PERE LA: God’s view on 20% returns

Executives from some of the biggest names in global real estate are seeking to mitigate risk, but are employing different approaches to do so.

During a time of uncertainty in the private equity real estate market, general partners are pursuing various approaches to managing risk, executives said at PERE's Global Investor Forum: Los Angeles on Wednesday.
In fact, during the conference's opening panel, one traditionally opportunistic investor commented on historic return expectations: “I'm not so sure God really meant for us to get 20 percent returns in real estate investments.”
He followed up his comment with a qualifier: “To [achieve those 20 percent returns], you have to kind of cheat. You have to be an aggressive seller.”
Another panelist said his firm's real estate strategies have evolved in tandem with the market. Following the global financial crisis, the firm focused on buying liquid securities, then pivoted to buying, fixing and selling real estate. Now, the firm is more active through its debt fund while it is “more patient” about deploying opportunistic capital, and is not looking in the top six US markets for equity investments.
Multiple speakers said they are carefully monitoring leverage and rarely exceeding 65 percent, citing over-levered investment failures as a lesson learned from the global financial crisis. 
A third panelist said his firm looks internationally for investment opportunities not linked to GDP growth. Last year, the firm bought a family-owned Italian hospitality company to tap into Italy's recovering tourism business. In a “messy” deal, the firm worked with 20 Italian banks and the controlling family, but he said the difficulty of the deal was justified by a 20 percent IRR. On the dispositions side, his firm is selling Spanish housing, a strategy it entered post-GFC that has since become popular with institutional investors. 
Another speaker compared his firm's investment strategy to building “a battleship of assets and cashflow that can hopefully produce those opportunistic returns, and have a level of buoyancy to them.” Such a portfolio, he said, can withstand a major geopolitical or other macroeconomic change.
A future risk mitigation opportunity could be improved data management, the panelists all agreed. 
While each firm has its own internal analysis processes, one panelist said he still relies on anecdotes and observations for properties that may have underlying economic tailwinds not immediately visible in data.

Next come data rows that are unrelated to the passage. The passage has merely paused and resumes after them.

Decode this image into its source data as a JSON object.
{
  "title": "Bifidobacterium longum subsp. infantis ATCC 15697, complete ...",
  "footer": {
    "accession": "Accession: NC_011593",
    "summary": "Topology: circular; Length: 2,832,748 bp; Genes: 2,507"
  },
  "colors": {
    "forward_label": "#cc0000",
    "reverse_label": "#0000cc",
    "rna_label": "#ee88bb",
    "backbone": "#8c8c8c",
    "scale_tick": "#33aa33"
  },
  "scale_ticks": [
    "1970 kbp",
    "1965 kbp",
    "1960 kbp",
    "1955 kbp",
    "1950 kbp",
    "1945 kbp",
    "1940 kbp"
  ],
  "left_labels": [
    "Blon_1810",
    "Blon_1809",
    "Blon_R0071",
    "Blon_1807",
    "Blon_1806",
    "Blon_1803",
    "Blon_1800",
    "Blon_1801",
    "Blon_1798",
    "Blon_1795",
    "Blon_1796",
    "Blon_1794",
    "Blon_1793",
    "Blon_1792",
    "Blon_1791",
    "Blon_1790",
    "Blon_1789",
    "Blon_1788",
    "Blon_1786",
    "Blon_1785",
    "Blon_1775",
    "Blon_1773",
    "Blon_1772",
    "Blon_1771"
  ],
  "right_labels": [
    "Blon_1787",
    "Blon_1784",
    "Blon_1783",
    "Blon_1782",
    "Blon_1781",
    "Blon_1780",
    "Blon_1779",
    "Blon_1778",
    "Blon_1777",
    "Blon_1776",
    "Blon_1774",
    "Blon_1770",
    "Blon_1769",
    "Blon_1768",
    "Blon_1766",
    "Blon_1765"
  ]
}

Another firm has benefited from the 2009 implementation of a loan database and commercial mortgage backed securities web portal that allows the real estate team to examine debt granularly, but the executive said there is still need for better processes on the equity side.
“What everyone's talking about up here [regarding technological enhancement] is the holy grail,” one panelist said. “If we could mine our portfolios for insight, that would be invaluable.”
The opening panel at the Global Investor Forum featured real estate executives from Oaktree Capital Management, Fortress Investment Group, Cerberus Capital Management and Värde Partners.